1) Rote Music
If you can angle your camera in front of your piano, teaching rote music would be perfect for your students to learn! You would teach a piece by demonstrating how to play it and have the student repeat after you. If you are looking for a resource for rote music, the Piano Language Repertoire Book 1 has a bunch of motivating rote music for your students. Below is a video performance of Remarkable which is a rote piece from the book. We recorded this to post on our online recital video!
2) Note Rush with Zoom
Did you know that you can use the Note Rush app with Zoom? It is a fun way for students to practice their note reading skills through games. Check the video below to get a tutorial on how to do it.
3) Improvisation Music
You might be wondering how you can do improvisation music with your students as duets...I have thought the same thing since I use improvisation music a lot with my students.
That's why I created audio clips of my teacher improvisation pieces to send to students. I can either text it to them or email them the file and they open it during the lesson to improvise with. The files specify which keys they should be using (black keys, major vs minor key signatures, etc.).
I thought this would be a great resource for other teachers to use for their students as well, so I'm offering this on my store in single and studio licenses for my Inspiration (Improvisation) book.
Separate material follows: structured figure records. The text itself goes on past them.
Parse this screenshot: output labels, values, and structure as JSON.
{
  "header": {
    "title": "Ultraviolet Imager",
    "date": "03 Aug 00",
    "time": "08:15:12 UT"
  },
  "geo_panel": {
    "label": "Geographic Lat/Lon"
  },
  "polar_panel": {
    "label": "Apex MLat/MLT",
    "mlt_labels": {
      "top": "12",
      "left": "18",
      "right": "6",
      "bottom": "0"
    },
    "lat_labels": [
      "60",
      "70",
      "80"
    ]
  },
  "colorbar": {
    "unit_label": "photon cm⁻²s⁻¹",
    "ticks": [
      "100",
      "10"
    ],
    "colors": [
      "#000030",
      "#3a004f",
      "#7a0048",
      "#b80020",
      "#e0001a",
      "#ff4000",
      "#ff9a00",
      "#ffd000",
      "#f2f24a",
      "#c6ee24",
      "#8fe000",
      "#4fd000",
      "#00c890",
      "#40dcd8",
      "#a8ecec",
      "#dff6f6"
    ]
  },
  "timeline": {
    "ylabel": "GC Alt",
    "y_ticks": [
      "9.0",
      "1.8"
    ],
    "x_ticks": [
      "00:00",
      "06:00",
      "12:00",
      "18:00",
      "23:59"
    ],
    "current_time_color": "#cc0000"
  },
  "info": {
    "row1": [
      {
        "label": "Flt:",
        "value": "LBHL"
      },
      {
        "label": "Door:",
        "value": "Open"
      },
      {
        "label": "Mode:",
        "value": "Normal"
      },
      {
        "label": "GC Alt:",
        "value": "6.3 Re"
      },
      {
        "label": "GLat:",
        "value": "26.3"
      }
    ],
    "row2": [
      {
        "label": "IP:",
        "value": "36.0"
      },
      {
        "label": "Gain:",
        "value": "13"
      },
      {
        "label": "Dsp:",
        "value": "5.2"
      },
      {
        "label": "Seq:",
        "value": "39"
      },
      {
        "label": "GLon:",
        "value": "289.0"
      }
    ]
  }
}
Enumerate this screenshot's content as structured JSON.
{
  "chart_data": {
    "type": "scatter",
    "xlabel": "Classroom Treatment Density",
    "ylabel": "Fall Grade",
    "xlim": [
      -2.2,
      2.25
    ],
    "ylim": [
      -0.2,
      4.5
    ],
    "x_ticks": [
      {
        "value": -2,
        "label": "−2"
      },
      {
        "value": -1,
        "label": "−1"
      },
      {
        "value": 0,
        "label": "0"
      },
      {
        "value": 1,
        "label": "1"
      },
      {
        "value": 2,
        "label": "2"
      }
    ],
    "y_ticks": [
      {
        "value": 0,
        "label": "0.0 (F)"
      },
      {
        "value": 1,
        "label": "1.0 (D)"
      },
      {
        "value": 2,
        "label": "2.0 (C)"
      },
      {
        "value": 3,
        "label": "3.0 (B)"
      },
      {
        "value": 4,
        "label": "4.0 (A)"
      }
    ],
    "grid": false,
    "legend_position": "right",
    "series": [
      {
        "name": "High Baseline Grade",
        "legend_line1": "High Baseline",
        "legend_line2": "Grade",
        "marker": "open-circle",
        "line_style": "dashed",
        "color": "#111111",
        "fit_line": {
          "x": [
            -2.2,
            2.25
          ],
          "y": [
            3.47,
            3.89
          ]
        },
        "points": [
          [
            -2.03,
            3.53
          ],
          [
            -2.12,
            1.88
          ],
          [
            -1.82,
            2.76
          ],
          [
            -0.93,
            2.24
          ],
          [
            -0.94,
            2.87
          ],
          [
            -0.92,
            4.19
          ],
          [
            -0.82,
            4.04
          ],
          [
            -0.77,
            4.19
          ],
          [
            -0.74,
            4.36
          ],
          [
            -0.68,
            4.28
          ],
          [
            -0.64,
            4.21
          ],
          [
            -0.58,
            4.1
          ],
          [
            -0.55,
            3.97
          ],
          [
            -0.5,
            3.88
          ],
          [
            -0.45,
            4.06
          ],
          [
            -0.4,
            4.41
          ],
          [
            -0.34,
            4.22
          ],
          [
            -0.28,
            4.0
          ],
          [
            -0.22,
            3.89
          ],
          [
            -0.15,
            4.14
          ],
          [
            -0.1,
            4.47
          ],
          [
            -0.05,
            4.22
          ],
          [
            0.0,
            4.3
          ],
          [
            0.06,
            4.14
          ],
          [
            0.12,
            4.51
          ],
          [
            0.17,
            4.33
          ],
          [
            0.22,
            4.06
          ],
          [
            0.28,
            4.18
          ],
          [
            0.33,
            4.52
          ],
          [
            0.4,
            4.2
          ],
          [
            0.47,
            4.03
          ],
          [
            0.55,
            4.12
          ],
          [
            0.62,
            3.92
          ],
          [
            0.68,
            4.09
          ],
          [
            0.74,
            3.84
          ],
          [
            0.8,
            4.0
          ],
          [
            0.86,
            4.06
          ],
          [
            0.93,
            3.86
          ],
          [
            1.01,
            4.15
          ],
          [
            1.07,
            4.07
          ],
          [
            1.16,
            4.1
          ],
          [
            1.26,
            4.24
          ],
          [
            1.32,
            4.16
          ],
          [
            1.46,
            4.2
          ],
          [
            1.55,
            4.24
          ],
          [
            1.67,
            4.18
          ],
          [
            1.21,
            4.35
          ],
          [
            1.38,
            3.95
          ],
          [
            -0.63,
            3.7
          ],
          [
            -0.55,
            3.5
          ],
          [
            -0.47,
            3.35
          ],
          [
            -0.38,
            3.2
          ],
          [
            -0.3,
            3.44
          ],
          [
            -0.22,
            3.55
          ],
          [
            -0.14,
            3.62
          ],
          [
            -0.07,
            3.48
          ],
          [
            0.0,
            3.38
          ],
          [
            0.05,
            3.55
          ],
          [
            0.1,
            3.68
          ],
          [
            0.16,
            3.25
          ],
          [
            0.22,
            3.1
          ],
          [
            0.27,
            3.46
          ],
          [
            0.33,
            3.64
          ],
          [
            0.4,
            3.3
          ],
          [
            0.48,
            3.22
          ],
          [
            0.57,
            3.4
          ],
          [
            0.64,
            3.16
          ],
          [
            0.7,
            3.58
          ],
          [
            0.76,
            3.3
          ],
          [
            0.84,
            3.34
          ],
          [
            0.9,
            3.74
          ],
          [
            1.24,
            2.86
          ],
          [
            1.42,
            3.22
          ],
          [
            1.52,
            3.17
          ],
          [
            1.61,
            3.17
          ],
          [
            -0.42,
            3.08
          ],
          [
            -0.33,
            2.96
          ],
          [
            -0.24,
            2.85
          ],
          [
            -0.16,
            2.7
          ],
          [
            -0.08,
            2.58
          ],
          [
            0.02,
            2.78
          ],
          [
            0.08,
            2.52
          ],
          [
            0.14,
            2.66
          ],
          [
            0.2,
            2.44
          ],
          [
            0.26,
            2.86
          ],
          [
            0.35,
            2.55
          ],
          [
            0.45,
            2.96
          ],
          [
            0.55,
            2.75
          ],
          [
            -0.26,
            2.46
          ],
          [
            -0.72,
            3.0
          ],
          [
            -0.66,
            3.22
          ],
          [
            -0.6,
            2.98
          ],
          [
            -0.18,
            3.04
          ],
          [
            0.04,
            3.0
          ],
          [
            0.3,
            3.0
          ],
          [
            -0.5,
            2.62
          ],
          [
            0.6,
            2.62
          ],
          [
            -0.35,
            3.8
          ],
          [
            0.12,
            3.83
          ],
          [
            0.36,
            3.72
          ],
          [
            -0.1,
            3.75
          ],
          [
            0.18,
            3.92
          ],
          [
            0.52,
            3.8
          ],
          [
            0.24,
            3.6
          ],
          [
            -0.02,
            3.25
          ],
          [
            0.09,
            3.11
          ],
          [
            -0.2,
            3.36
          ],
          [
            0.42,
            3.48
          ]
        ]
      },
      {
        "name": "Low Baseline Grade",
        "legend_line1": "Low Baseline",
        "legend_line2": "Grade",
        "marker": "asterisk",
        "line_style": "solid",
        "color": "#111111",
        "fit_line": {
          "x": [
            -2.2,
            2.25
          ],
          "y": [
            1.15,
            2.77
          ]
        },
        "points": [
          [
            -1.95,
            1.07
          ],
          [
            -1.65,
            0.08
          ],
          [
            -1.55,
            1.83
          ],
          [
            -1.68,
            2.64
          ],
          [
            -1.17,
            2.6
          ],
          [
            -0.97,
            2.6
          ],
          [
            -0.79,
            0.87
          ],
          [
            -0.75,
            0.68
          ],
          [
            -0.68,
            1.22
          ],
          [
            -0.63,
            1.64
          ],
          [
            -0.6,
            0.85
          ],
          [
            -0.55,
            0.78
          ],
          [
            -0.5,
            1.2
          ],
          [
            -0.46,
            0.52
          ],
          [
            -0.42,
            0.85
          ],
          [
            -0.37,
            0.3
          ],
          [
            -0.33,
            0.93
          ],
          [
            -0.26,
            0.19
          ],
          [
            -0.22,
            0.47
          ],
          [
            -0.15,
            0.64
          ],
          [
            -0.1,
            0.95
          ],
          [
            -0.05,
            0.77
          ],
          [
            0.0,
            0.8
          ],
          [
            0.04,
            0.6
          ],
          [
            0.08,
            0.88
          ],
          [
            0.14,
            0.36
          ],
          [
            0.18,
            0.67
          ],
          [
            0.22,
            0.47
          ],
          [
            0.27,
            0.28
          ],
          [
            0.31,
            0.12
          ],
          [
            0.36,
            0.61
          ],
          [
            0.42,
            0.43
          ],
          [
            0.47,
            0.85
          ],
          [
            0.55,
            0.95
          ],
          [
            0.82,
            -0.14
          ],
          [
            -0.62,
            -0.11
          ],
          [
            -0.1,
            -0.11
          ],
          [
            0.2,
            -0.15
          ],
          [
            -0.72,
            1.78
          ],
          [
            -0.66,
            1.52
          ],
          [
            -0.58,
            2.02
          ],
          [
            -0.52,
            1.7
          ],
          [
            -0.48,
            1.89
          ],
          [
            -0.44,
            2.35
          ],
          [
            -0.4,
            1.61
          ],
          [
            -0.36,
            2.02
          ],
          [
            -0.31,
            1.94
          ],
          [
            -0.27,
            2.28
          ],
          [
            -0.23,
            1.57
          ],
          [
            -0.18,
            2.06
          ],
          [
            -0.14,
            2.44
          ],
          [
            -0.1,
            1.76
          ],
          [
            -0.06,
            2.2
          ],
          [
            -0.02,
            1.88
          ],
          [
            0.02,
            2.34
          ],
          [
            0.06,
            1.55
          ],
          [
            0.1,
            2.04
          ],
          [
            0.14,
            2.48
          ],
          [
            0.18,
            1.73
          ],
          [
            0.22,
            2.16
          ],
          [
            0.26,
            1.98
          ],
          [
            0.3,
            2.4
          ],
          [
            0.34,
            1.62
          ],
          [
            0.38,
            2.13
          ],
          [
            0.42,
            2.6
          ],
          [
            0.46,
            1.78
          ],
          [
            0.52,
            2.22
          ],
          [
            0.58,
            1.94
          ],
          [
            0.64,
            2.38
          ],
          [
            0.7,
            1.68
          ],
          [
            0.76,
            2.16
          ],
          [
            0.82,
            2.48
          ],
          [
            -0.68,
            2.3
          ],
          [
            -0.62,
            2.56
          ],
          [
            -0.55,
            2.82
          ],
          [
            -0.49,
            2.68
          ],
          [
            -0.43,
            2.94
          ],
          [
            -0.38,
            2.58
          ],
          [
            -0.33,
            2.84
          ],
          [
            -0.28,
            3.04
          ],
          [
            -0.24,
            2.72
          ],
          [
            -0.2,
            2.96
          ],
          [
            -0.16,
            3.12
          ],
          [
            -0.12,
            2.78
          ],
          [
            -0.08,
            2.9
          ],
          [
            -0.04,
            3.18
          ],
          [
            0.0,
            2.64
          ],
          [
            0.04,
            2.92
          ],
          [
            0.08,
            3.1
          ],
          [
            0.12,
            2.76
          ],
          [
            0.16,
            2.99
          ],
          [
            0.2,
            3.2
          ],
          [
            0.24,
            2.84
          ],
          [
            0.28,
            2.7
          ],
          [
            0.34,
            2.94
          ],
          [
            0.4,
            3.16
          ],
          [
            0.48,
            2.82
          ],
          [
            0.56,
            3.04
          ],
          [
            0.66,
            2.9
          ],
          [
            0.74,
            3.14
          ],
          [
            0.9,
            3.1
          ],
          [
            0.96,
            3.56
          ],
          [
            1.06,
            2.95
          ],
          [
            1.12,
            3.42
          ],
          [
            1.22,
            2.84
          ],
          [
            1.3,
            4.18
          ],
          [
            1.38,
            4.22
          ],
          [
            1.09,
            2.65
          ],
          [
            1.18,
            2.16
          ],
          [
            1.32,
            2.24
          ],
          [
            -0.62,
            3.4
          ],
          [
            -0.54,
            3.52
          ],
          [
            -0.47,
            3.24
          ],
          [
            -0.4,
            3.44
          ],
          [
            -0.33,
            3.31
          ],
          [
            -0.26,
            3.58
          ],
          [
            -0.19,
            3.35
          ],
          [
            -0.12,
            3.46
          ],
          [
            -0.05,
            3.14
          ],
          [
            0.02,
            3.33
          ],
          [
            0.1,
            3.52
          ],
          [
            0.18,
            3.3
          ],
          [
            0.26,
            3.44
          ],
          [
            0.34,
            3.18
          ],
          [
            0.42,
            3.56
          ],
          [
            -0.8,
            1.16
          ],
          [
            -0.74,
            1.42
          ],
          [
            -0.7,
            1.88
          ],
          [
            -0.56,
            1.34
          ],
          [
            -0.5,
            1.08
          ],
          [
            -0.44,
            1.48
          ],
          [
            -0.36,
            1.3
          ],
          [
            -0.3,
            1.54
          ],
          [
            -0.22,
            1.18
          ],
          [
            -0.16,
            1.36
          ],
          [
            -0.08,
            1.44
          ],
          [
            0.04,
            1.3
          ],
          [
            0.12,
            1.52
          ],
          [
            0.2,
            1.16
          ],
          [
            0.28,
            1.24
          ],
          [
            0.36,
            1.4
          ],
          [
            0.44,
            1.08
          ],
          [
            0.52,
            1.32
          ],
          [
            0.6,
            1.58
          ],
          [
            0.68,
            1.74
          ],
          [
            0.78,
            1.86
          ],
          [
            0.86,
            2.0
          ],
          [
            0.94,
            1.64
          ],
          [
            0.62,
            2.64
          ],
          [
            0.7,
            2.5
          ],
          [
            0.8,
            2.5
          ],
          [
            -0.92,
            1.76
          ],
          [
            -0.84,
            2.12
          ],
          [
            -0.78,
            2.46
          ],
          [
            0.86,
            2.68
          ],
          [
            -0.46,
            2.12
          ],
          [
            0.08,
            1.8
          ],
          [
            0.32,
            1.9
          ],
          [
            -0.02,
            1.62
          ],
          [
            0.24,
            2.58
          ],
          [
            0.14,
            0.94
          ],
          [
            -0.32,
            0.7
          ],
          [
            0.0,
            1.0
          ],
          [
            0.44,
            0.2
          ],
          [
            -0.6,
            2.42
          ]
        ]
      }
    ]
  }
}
Click here to hear them!
4) Ear Training
Ear training still works great with online lessons! You and your student can work on intervals, melodies, and rhythmic patterns together. You can have your student identify the interval through popular tunes or having them repeat it back to you.
5) 20 Questions
Have you ever played 20 questions with your student? You would pick a symbol or rhythm on a current piece that your student is working on. Then you have your student ask you yes/no questions about the symbol you are looking at.
They win if they can guess your symbol/rhythm in 20 questions or less. You win if they can't guess it under 20 questions.